Der "jüngere" der beiden Magnox-Reaktoren des AKW Oldsbury, der im
April 1968 ans Netz ging, wurde bereits Ende Juni 2011 stillgelegt -
angeblich aus Kostengründen. Mit dem nun im Februar stillgelegten
Reaktor (Inbetriebnahme: November 1967) bleiben in Großbritannien nur
noch 8 Atomkraftwerke mit insgesamt 17 Reaktoren am Netz. Stillgelegt
wurden in Großbritannien nunmehr insgesamt 26 Atom-Reaktoren.
Offiziell bekundeten sämtliche britische Regierungen der vergangenen
Jahre, von der unter Premierminister Antony Blair (1997 bis 2007)
über die unter Gordon Brown (bis 2010) bis zur heutigen unter David
Cameron, an der Atomenergie festhalten zu wollen.

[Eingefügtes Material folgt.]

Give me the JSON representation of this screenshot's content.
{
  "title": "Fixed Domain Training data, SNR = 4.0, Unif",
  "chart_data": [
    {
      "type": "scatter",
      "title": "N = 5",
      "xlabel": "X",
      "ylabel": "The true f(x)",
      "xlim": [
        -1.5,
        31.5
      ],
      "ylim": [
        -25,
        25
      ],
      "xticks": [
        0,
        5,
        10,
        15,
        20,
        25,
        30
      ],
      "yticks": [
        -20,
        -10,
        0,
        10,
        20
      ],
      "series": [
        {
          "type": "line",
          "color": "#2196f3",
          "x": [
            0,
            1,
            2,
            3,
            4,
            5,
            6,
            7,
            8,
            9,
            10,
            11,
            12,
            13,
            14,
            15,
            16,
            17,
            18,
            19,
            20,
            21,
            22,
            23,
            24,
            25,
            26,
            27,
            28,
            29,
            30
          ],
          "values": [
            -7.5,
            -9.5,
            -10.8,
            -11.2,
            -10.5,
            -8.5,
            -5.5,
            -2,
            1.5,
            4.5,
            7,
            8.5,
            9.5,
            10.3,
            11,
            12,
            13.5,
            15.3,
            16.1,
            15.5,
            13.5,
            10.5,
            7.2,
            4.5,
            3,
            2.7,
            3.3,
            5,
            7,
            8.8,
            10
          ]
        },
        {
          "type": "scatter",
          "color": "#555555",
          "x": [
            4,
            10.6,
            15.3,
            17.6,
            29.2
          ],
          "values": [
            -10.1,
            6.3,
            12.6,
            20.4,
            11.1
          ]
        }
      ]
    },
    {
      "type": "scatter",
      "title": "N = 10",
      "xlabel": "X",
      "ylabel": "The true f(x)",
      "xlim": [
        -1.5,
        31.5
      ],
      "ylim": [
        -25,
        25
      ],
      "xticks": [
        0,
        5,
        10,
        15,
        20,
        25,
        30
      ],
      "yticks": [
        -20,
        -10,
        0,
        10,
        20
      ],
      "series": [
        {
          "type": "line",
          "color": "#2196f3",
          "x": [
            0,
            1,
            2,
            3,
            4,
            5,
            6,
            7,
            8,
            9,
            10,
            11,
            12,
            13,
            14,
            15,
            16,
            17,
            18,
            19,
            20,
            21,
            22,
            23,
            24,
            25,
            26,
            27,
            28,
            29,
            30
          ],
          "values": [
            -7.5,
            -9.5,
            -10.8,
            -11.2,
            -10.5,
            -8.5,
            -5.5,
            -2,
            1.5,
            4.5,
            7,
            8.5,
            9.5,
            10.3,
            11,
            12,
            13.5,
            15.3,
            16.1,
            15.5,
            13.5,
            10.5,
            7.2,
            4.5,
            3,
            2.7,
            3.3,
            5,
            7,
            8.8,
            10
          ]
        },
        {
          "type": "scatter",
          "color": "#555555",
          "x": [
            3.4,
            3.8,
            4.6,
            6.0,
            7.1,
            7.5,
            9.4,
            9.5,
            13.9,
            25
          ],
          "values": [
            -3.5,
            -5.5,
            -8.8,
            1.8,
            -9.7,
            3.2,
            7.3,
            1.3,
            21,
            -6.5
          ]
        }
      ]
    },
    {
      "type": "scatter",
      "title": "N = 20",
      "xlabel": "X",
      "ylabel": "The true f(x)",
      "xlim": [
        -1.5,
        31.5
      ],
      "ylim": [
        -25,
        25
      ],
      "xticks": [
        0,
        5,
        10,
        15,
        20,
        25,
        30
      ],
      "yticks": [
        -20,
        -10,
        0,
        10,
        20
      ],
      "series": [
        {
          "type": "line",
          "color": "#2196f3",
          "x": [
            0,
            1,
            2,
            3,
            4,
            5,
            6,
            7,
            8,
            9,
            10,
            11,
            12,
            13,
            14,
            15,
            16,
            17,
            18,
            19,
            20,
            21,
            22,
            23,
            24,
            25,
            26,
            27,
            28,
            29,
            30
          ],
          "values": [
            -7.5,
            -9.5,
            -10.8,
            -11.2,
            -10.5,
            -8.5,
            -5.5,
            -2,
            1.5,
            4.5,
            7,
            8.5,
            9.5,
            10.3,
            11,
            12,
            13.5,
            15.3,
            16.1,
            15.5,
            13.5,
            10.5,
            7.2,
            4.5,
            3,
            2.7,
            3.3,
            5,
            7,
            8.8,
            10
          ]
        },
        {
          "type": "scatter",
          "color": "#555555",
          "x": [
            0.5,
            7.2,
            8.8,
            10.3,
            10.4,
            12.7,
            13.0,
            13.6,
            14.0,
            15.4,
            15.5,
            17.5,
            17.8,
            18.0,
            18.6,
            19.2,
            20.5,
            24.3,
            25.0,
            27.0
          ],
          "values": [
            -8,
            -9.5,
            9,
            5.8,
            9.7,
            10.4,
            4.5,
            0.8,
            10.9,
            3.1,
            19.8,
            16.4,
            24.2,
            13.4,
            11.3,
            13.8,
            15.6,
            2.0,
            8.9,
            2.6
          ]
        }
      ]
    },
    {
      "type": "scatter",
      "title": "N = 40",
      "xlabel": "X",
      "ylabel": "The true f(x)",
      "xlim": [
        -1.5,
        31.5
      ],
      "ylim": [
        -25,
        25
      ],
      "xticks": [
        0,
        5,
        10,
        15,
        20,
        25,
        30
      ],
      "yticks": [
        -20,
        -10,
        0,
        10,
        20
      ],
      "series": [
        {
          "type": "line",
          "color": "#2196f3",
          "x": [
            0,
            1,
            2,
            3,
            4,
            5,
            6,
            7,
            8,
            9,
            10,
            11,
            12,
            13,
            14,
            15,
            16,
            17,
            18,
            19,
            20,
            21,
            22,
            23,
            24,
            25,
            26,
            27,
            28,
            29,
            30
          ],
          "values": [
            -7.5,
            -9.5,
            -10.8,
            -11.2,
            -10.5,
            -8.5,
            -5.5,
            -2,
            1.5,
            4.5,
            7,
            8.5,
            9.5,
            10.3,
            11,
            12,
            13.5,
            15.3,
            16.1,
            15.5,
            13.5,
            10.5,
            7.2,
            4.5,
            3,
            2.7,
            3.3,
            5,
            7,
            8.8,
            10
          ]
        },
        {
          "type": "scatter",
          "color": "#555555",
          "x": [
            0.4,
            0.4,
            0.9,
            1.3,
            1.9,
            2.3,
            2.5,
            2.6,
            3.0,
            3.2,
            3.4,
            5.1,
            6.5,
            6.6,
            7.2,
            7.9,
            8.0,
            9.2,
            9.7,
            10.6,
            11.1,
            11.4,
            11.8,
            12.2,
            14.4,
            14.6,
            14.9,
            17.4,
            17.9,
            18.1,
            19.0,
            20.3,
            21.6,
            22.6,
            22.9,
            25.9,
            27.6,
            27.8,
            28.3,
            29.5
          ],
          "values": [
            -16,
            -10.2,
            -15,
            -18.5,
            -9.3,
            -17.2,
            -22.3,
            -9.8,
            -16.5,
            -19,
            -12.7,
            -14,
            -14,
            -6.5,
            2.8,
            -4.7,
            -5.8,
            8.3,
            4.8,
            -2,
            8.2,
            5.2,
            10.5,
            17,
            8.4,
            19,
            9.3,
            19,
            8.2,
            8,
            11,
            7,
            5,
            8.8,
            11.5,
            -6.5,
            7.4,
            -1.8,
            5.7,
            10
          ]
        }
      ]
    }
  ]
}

Dennoch wurden in
den Jahren 2000 bis 2010 deutlich mehr Atom-Reaktoren pro Jahr
stillgelegt als etwa in Deutschland.
Das AKW Beznau liegt am Fluß Aare kurz vor dessen Einmündung in den
Rhein und damit in Grenznähe zu Deutschland. Im Mai 2011 attestierte
das Eidgenössische Nuklearsicherheitsinspektorat (ENSI) dem
Atomkraftwerk etliche Sicherheitsmängel, die jedoch angeblich durch
Nachbesserungen des Betreiber-Konzerns Axpo behoben werden konnten.
Der ältere der beiden Atom-Reaktoren des AKW Beznau wird im Juli
dieses Jahres bereits 42 Jahre am Netz sein. Von Seiten der Anti-Atom-
Bewegung wird seit Langem darauf hingewiesen, daß die Gefahr durch
das Verspröden der Reaktordruckbehälter im Laufe der Jahre
exponentiell zunimmt. Hinzu kommt, daß das AKW Beznau über keinen
nennenswerten Schutz gegen Flugzeugabstürze und Terrorangriffe
verfügt. Es liegt im Einflugbereich des Züricher Flughafens.
Kritisiert werden auch - insbesondere nach den Erfahrungen mit dem
Super-GAU von Fukushima - die unzuverlässige Notstromversorgung und
Risse im Reaktordeckel.
Eine besondere Gefährdung ist durch die Lage des AKW gegeben, das auf
einer Insel in der Aare errichtet wurde. Damit ist es einem
Hochwasser stärker ausgeliefert als andere Atomkraftwerke, wie sich
nicht zuletzt im Falle des US-amerikanischen AKW Fort Calhoun im Juli
vergangenen Jahres dramatisch zeigte. Um die konkrete Gefahr
abschätzen zu können, mußte der Betreiber-Konzern Axpo umfangreiche
Sicherheitsberechnungen vorlegen. Nach genauer Analyse der Axpo-Daten
kritisierte die Schweizer Anti-Atom-Bewegung: Die Annahmen, die den
Berechnungen zugrunde liegen, sind unvollständig und zu optimistisch.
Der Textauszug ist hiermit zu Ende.